The Home Office gave an official response regarding the inquiry: "We can neither deny nor confirm the report." The request does not apply, of course, to the Prince of Wales or to the Duke of York, but to the status of the Duke's four-year-old daughter, Princess Elizabeth, and her baby sister. The question of the succession would become a moot point should they have a brother or their uncle, the Prince of Wales, marry and have issue. It is "taken for granted" that Elizabeth would come ahead of her yet unnamed little sister. Arrival at any other conclusion appears to "require "a lot of academic hairsplitting." 

But there seems to be some speculation in "court and legal circles based on the fact that existing law concerning the succession to the throne does not specify with reference to daughters that age is the determining factor." This is based on the precedence of a peer "leaving daughters but no son the daughters rank equally regardless of their age and the title goes into abeyance." If this same law "applied to sisters in the royal family it might mean that the Duke of York's two daughters would have reign jointly," or not reign at all. Both are seen as a "ridiculous assumption." 

Parliament might need to "amend the law by a clause concerning female heirs so that even the most confirmed hair-splitter would find no excuse to pick a flaw in it." There is precedence for the female succession, with the eldest daughter succeeding.

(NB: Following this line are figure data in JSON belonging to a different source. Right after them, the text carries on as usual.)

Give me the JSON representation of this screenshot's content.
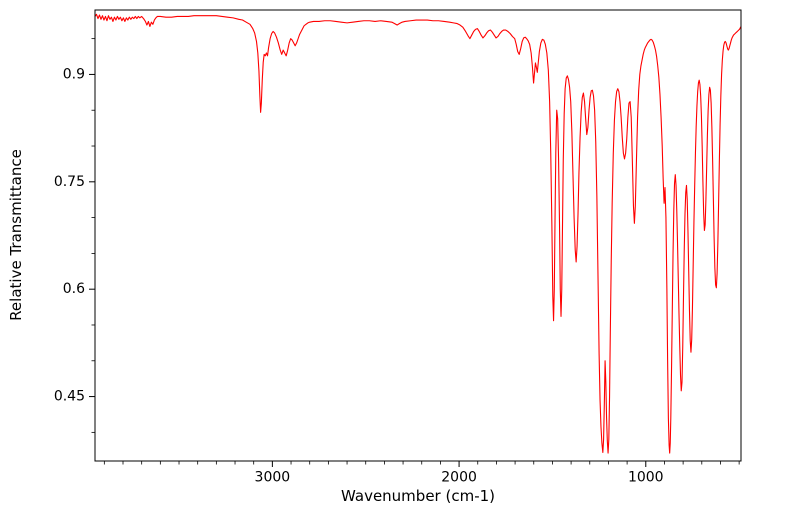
{
  "figure": {
    "background": "#ffffff"
  },
  "chart_data": {
    "type": "line",
    "title": "",
    "xlabel": "Wavenumber (cm-1)",
    "ylabel": "Relative Transmittance",
    "legend": "none",
    "grid": false,
    "x_axis": {
      "min": 490,
      "max": 3950,
      "reversed": true,
      "minor_step": 100,
      "ticks": [
        {
          "v": 3000,
          "label": "3000"
        },
        {
          "v": 2000,
          "label": "2000"
        },
        {
          "v": 1000,
          "label": "1000"
        }
      ]
    },
    "y_axis": {
      "min": 0.36,
      "max": 0.99,
      "minor_step": 0.05,
      "ticks": [
        {
          "v": 0.9,
          "label": "0.9"
        },
        {
          "v": 0.75,
          "label": "0.75"
        },
        {
          "v": 0.6,
          "label": "0.6"
        },
        {
          "v": 0.45,
          "label": "0.45"
        }
      ]
    },
    "line": {
      "name": "ir-transmittance-spectrum",
      "color": "#ff0000",
      "width": 1.1
    },
    "points": [
      [
        3950,
        0.981
      ],
      [
        3942,
        0.984
      ],
      [
        3934,
        0.978
      ],
      [
        3926,
        0.983
      ],
      [
        3918,
        0.977
      ],
      [
        3910,
        0.982
      ],
      [
        3902,
        0.976
      ],
      [
        3894,
        0.981
      ],
      [
        3886,
        0.975
      ],
      [
        3878,
        0.982
      ],
      [
        3870,
        0.977
      ],
      [
        3862,
        0.98
      ],
      [
        3854,
        0.974
      ],
      [
        3846,
        0.98
      ],
      [
        3838,
        0.976
      ],
      [
        3830,
        0.981
      ],
      [
        3822,
        0.977
      ],
      [
        3814,
        0.98
      ],
      [
        3806,
        0.975
      ],
      [
        3798,
        0.979
      ],
      [
        3790,
        0.974
      ],
      [
        3782,
        0.979
      ],
      [
        3774,
        0.976
      ],
      [
        3766,
        0.98
      ],
      [
        3758,
        0.977
      ],
      [
        3750,
        0.98
      ],
      [
        3742,
        0.978
      ],
      [
        3734,
        0.981
      ],
      [
        3726,
        0.978
      ],
      [
        3718,
        0.981
      ],
      [
        3710,
        0.979
      ],
      [
        3700,
        0.981
      ],
      [
        3690,
        0.978
      ],
      [
        3680,
        0.974
      ],
      [
        3672,
        0.969
      ],
      [
        3664,
        0.974
      ],
      [
        3656,
        0.967
      ],
      [
        3648,
        0.973
      ],
      [
        3640,
        0.97
      ],
      [
        3632,
        0.976
      ],
      [
        3624,
        0.979
      ],
      [
        3616,
        0.981
      ],
      [
        3600,
        0.981
      ],
      [
        3570,
        0.98
      ],
      [
        3540,
        0.98
      ],
      [
        3510,
        0.981
      ],
      [
        3480,
        0.981
      ],
      [
        3450,
        0.981
      ],
      [
        3420,
        0.982
      ],
      [
        3390,
        0.982
      ],
      [
        3360,
        0.982
      ],
      [
        3330,
        0.982
      ],
      [
        3300,
        0.982
      ],
      [
        3270,
        0.981
      ],
      [
        3240,
        0.98
      ],
      [
        3210,
        0.979
      ],
      [
        3180,
        0.977
      ],
      [
        3160,
        0.976
      ],
      [
        3140,
        0.973
      ],
      [
        3120,
        0.97
      ],
      [
        3105,
        0.964
      ],
      [
        3095,
        0.958
      ],
      [
        3085,
        0.946
      ],
      [
        3078,
        0.93
      ],
      [
        3072,
        0.905
      ],
      [
        3067,
        0.87
      ],
      [
        3063,
        0.847
      ],
      [
        3059,
        0.86
      ],
      [
        3054,
        0.893
      ],
      [
        3049,
        0.917
      ],
      [
        3044,
        0.928
      ],
      [
        3038,
        0.926
      ],
      [
        3032,
        0.93
      ],
      [
        3026,
        0.926
      ],
      [
        3020,
        0.938
      ],
      [
        3012,
        0.95
      ],
      [
        3004,
        0.957
      ],
      [
        2996,
        0.96
      ],
      [
        2988,
        0.958
      ],
      [
        2978,
        0.952
      ],
      [
        2968,
        0.944
      ],
      [
        2958,
        0.934
      ],
      [
        2950,
        0.928
      ],
      [
        2942,
        0.934
      ],
      [
        2934,
        0.93
      ],
      [
        2926,
        0.926
      ],
      [
        2918,
        0.934
      ],
      [
        2910,
        0.944
      ],
      [
        2902,
        0.95
      ],
      [
        2894,
        0.948
      ],
      [
        2886,
        0.944
      ],
      [
        2878,
        0.94
      ],
      [
        2870,
        0.944
      ],
      [
        2862,
        0.95
      ],
      [
        2854,
        0.956
      ],
      [
        2846,
        0.96
      ],
      [
        2838,
        0.964
      ],
      [
        2830,
        0.968
      ],
      [
        2820,
        0.97
      ],
      [
        2810,
        0.972
      ],
      [
        2800,
        0.973
      ],
      [
        2780,
        0.974
      ],
      [
        2750,
        0.974
      ],
      [
        2720,
        0.975
      ],
      [
        2690,
        0.975
      ],
      [
        2660,
        0.974
      ],
      [
        2630,
        0.973
      ],
      [
        2600,
        0.972
      ],
      [
        2570,
        0.973
      ],
      [
        2540,
        0.974
      ],
      [
        2510,
        0.975
      ],
      [
        2480,
        0.975
      ],
      [
        2450,
        0.974
      ],
      [
        2420,
        0.975
      ],
      [
        2390,
        0.974
      ],
      [
        2360,
        0.973
      ],
      [
        2345,
        0.971
      ],
      [
        2332,
        0.969
      ],
      [
        2320,
        0.971
      ],
      [
        2305,
        0.973
      ],
      [
        2290,
        0.974
      ],
      [
        2260,
        0.975
      ],
      [
        2230,
        0.976
      ],
      [
        2200,
        0.976
      ],
      [
        2170,
        0.976
      ],
      [
        2140,
        0.975
      ],
      [
        2110,
        0.975
      ],
      [
        2080,
        0.974
      ],
      [
        2050,
        0.973
      ],
      [
        2030,
        0.972
      ],
      [
        2010,
        0.971
      ],
      [
        1995,
        0.969
      ],
      [
        1980,
        0.966
      ],
      [
        1965,
        0.96
      ],
      [
        1952,
        0.954
      ],
      [
        1942,
        0.95
      ],
      [
        1932,
        0.955
      ],
      [
        1922,
        0.96
      ],
      [
        1912,
        0.963
      ],
      [
        1902,
        0.964
      ],
      [
        1892,
        0.96
      ],
      [
        1882,
        0.955
      ],
      [
        1872,
        0.951
      ],
      [
        1862,
        0.954
      ],
      [
        1852,
        0.958
      ],
      [
        1842,
        0.961
      ],
      [
        1832,
        0.962
      ],
      [
        1822,
        0.959
      ],
      [
        1812,
        0.955
      ],
      [
        1802,
        0.951
      ],
      [
        1792,
        0.953
      ],
      [
        1782,
        0.957
      ],
      [
        1772,
        0.96
      ],
      [
        1762,
        0.962
      ],
      [
        1750,
        0.962
      ],
      [
        1738,
        0.96
      ],
      [
        1726,
        0.957
      ],
      [
        1714,
        0.953
      ],
      [
        1702,
        0.95
      ],
      [
        1694,
        0.942
      ],
      [
        1686,
        0.932
      ],
      [
        1678,
        0.928
      ],
      [
        1670,
        0.936
      ],
      [
        1662,
        0.946
      ],
      [
        1654,
        0.951
      ],
      [
        1646,
        0.952
      ],
      [
        1638,
        0.95
      ],
      [
        1630,
        0.947
      ],
      [
        1622,
        0.942
      ],
      [
        1614,
        0.93
      ],
      [
        1607,
        0.91
      ],
      [
        1601,
        0.888
      ],
      [
        1596,
        0.902
      ],
      [
        1591,
        0.916
      ],
      [
        1586,
        0.91
      ],
      [
        1581,
        0.903
      ],
      [
        1576,
        0.916
      ],
      [
        1570,
        0.932
      ],
      [
        1562,
        0.944
      ],
      [
        1554,
        0.949
      ],
      [
        1546,
        0.948
      ],
      [
        1538,
        0.942
      ],
      [
        1530,
        0.93
      ],
      [
        1522,
        0.906
      ],
      [
        1515,
        0.862
      ],
      [
        1509,
        0.79
      ],
      [
        1503,
        0.69
      ],
      [
        1498,
        0.59
      ],
      [
        1494,
        0.556
      ],
      [
        1490,
        0.6
      ],
      [
        1486,
        0.7
      ],
      [
        1482,
        0.79
      ],
      [
        1477,
        0.85
      ],
      [
        1472,
        0.838
      ],
      [
        1467,
        0.78
      ],
      [
        1462,
        0.69
      ],
      [
        1458,
        0.6
      ],
      [
        1454,
        0.562
      ],
      [
        1450,
        0.6
      ],
      [
        1446,
        0.69
      ],
      [
        1442,
        0.78
      ],
      [
        1437,
        0.845
      ],
      [
        1432,
        0.88
      ],
      [
        1426,
        0.895
      ],
      [
        1420,
        0.898
      ],
      [
        1414,
        0.893
      ],
      [
        1408,
        0.882
      ],
      [
        1402,
        0.862
      ],
      [
        1396,
        0.82
      ],
      [
        1390,
        0.76
      ],
      [
        1384,
        0.7
      ],
      [
        1378,
        0.655
      ],
      [
        1373,
        0.638
      ],
      [
        1368,
        0.66
      ],
      [
        1363,
        0.705
      ],
      [
        1358,
        0.762
      ],
      [
        1352,
        0.812
      ],
      [
        1346,
        0.848
      ],
      [
        1340,
        0.868
      ],
      [
        1334,
        0.874
      ],
      [
        1328,
        0.862
      ],
      [
        1322,
        0.838
      ],
      [
        1316,
        0.816
      ],
      [
        1310,
        0.826
      ],
      [
        1304,
        0.85
      ],
      [
        1298,
        0.868
      ],
      [
        1292,
        0.877
      ],
      [
        1286,
        0.878
      ],
      [
        1280,
        0.87
      ],
      [
        1274,
        0.85
      ],
      [
        1268,
        0.806
      ],
      [
        1262,
        0.73
      ],
      [
        1256,
        0.62
      ],
      [
        1250,
        0.51
      ],
      [
        1245,
        0.445
      ],
      [
        1240,
        0.408
      ],
      [
        1235,
        0.385
      ],
      [
        1230,
        0.372
      ],
      [
        1226,
        0.39
      ],
      [
        1222,
        0.44
      ],
      [
        1218,
        0.5
      ],
      [
        1214,
        0.47
      ],
      [
        1210,
        0.42
      ],
      [
        1206,
        0.388
      ],
      [
        1202,
        0.371
      ],
      [
        1198,
        0.39
      ],
      [
        1194,
        0.45
      ],
      [
        1190,
        0.54
      ],
      [
        1185,
        0.64
      ],
      [
        1180,
        0.72
      ],
      [
        1174,
        0.79
      ],
      [
        1168,
        0.836
      ],
      [
        1162,
        0.862
      ],
      [
        1156,
        0.876
      ],
      [
        1150,
        0.88
      ],
      [
        1144,
        0.876
      ],
      [
        1138,
        0.862
      ],
      [
        1132,
        0.84
      ],
      [
        1126,
        0.812
      ],
      [
        1120,
        0.79
      ],
      [
        1114,
        0.782
      ],
      [
        1108,
        0.79
      ],
      [
        1102,
        0.81
      ],
      [
        1096,
        0.84
      ],
      [
        1090,
        0.86
      ],
      [
        1084,
        0.862
      ],
      [
        1078,
        0.84
      ],
      [
        1072,
        0.78
      ],
      [
        1066,
        0.716
      ],
      [
        1061,
        0.692
      ],
      [
        1056,
        0.716
      ],
      [
        1050,
        0.78
      ],
      [
        1044,
        0.84
      ],
      [
        1038,
        0.878
      ],
      [
        1032,
        0.9
      ],
      [
        1026,
        0.912
      ],
      [
        1020,
        0.92
      ],
      [
        1014,
        0.928
      ],
      [
        1008,
        0.934
      ],
      [
        1002,
        0.938
      ],
      [
        996,
        0.941
      ],
      [
        990,
        0.944
      ],
      [
        984,
        0.946
      ],
      [
        978,
        0.948
      ],
      [
        972,
        0.949
      ],
      [
        966,
        0.948
      ],
      [
        960,
        0.945
      ],
      [
        954,
        0.94
      ],
      [
        948,
        0.934
      ],
      [
        942,
        0.925
      ],
      [
        936,
        0.912
      ],
      [
        930,
        0.896
      ],
      [
        924,
        0.872
      ],
      [
        918,
        0.84
      ],
      [
        912,
        0.8
      ],
      [
        907,
        0.755
      ],
      [
        902,
        0.72
      ],
      [
        897,
        0.742
      ],
      [
        892,
        0.7
      ],
      [
        887,
        0.6
      ],
      [
        883,
        0.5
      ],
      [
        879,
        0.42
      ],
      [
        875,
        0.382
      ],
      [
        872,
        0.371
      ],
      [
        869,
        0.385
      ],
      [
        866,
        0.42
      ],
      [
        862,
        0.49
      ],
      [
        858,
        0.57
      ],
      [
        854,
        0.65
      ],
      [
        850,
        0.71
      ],
      [
        846,
        0.748
      ],
      [
        842,
        0.76
      ],
      [
        838,
        0.745
      ],
      [
        834,
        0.71
      ],
      [
        830,
        0.665
      ],
      [
        826,
        0.615
      ],
      [
        822,
        0.565
      ],
      [
        818,
        0.52
      ],
      [
        814,
        0.48
      ],
      [
        810,
        0.458
      ],
      [
        806,
        0.47
      ],
      [
        802,
        0.52
      ],
      [
        798,
        0.59
      ],
      [
        794,
        0.655
      ],
      [
        790,
        0.705
      ],
      [
        786,
        0.735
      ],
      [
        782,
        0.745
      ],
      [
        778,
        0.725
      ],
      [
        774,
        0.68
      ],
      [
        770,
        0.625
      ],
      [
        766,
        0.57
      ],
      [
        762,
        0.528
      ],
      [
        758,
        0.512
      ],
      [
        754,
        0.53
      ],
      [
        750,
        0.575
      ],
      [
        746,
        0.635
      ],
      [
        742,
        0.695
      ],
      [
        738,
        0.745
      ],
      [
        734,
        0.79
      ],
      [
        730,
        0.828
      ],
      [
        726,
        0.856
      ],
      [
        722,
        0.876
      ],
      [
        718,
        0.888
      ],
      [
        714,
        0.892
      ],
      [
        710,
        0.886
      ],
      [
        706,
        0.87
      ],
      [
        702,
        0.842
      ],
      [
        698,
        0.8
      ],
      [
        694,
        0.75
      ],
      [
        690,
        0.706
      ],
      [
        686,
        0.682
      ],
      [
        682,
        0.69
      ],
      [
        678,
        0.725
      ],
      [
        674,
        0.77
      ],
      [
        670,
        0.815
      ],
      [
        666,
        0.85
      ],
      [
        662,
        0.872
      ],
      [
        658,
        0.882
      ],
      [
        654,
        0.878
      ],
      [
        650,
        0.86
      ],
      [
        646,
        0.826
      ],
      [
        642,
        0.78
      ],
      [
        638,
        0.726
      ],
      [
        634,
        0.672
      ],
      [
        630,
        0.63
      ],
      [
        626,
        0.606
      ],
      [
        622,
        0.602
      ],
      [
        618,
        0.622
      ],
      [
        614,
        0.664
      ],
      [
        610,
        0.72
      ],
      [
        606,
        0.778
      ],
      [
        602,
        0.83
      ],
      [
        598,
        0.87
      ],
      [
        594,
        0.9
      ],
      [
        590,
        0.92
      ],
      [
        586,
        0.933
      ],
      [
        582,
        0.941
      ],
      [
        578,
        0.945
      ],
      [
        574,
        0.946
      ],
      [
        570,
        0.944
      ],
      [
        566,
        0.94
      ],
      [
        562,
        0.936
      ],
      [
        558,
        0.934
      ],
      [
        554,
        0.936
      ],
      [
        550,
        0.94
      ],
      [
        546,
        0.944
      ],
      [
        542,
        0.948
      ],
      [
        538,
        0.951
      ],
      [
        534,
        0.953
      ],
      [
        530,
        0.955
      ],
      [
        526,
        0.956
      ],
      [
        522,
        0.957
      ],
      [
        518,
        0.958
      ],
      [
        514,
        0.959
      ],
      [
        510,
        0.96
      ],
      [
        506,
        0.961
      ],
      [
        502,
        0.962
      ],
      [
        498,
        0.963
      ],
      [
        494,
        0.965
      ],
      [
        490,
        0.967
      ]
    ]
  }
}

 After the death of Edward VI, the throne passed to his elder half-sister, Mary, who was succeeded by the younger half-sister, Elizabeth. Following the Glorious Revolution, which saw James II go into exile with his wife, and son, the throne, as decided by Parliament, passed to James' eldest daughter, Mary, and her husband, William of Orange, who was the son of James II's sister, Mary. This marriage was childless, Following the death of William III, the throne passed to Mary's younger sister, Anne, who left no surviving heirs. 

The Act of Settlement (1701) established the Protestant succession and limited the succession to Sophia, Electress of Hanover, who was the youngest child of Elizabeth of Bohemia, youngest daughter of James I, and her Protestant heirs. The Act of Succession makes no reference to male primogeniture.